Scientific classification
- Kingdom: Plantae
- Clade: Tracheophytes
- Clade: Gymnospermae
- Division: Pinophyta
- Class: Pinopsida
- Order: Araucariales
- Family: Podocarpaceae
- Genus: Dacrycarpus
- Species: D. cinctus
- Binomial name: Dacrycarpus cinctus (Pilg.) de Laub.
- Synonyms: Bracteocarpus cinctus (Pilg.) A.V.Bobrov & Melikyan; Bracteocarpus dacrydiifolius (Wasscher) A.V.Bobrov & Melikyan; Podocarpus cinctus Pilg. (1938) (basionym); Dacrycarpus dacrydiifolius (Wasscher) Gaussen; Podocarpus dacrydiifolius Wasscher;

= Dacrycarpus cinctus =

- Genus: Dacrycarpus
- Species: cinctus
- Authority: (Pilg.) de Laub.
- Conservation status: LC
- Synonyms: Bracteocarpus cinctus (Pilg.) A.V.Bobrov & Melikyan, Bracteocarpus dacrydiifolius (Wasscher) A.V.Bobrov & Melikyan, Podocarpus cinctus Pilg. (1938) (basionym), Dacrycarpus dacrydiifolius (Wasscher) Gaussen, Podocarpus dacrydiifolius Wasscher

Species of conifer

Dacrycarpus cinctus is a species of conifer in the family Podocarpaceae. It is a tree native to Borneo (Sarawak), Sulawesi, the Maluku Islands, and New Guinea.

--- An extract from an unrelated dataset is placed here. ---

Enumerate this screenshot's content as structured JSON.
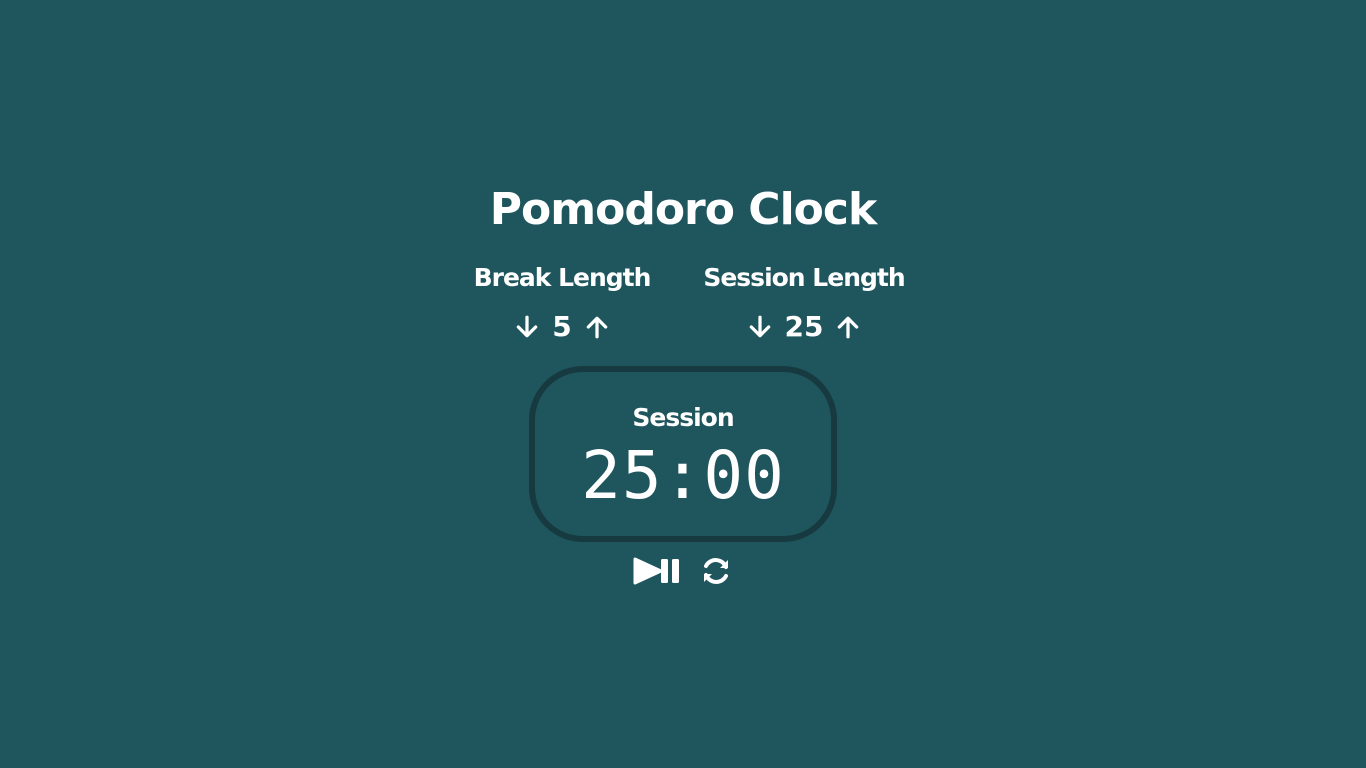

It is native to montane rainforest. In New Guinea it grows in montane rain forest above 1800 metres elevation, where it a tall and often emergent tree, dominant or codominant with broadleaf species of Nothofagus and Elaeocarpus, and with the conifers Papuacedrus papuana and Podocarpus spp. Above 3000 metres elevation it forms solitary clumps in upper montane forest where broadleaf Cunoniaceae and Myrtaceae species are abundant. Dacrycarpus extends to the tree line as krummholz trees or solitary shrubs. On Sulawesi it is found in lower montane rain forest above 900 meters elevation.

The species was first described as Podocarpus cinctus by Robert Knud Friedrich Pilger in 1938. In 1969 David John de Laubenfels placed it in the genus Dacrycarpus as D. cinctus.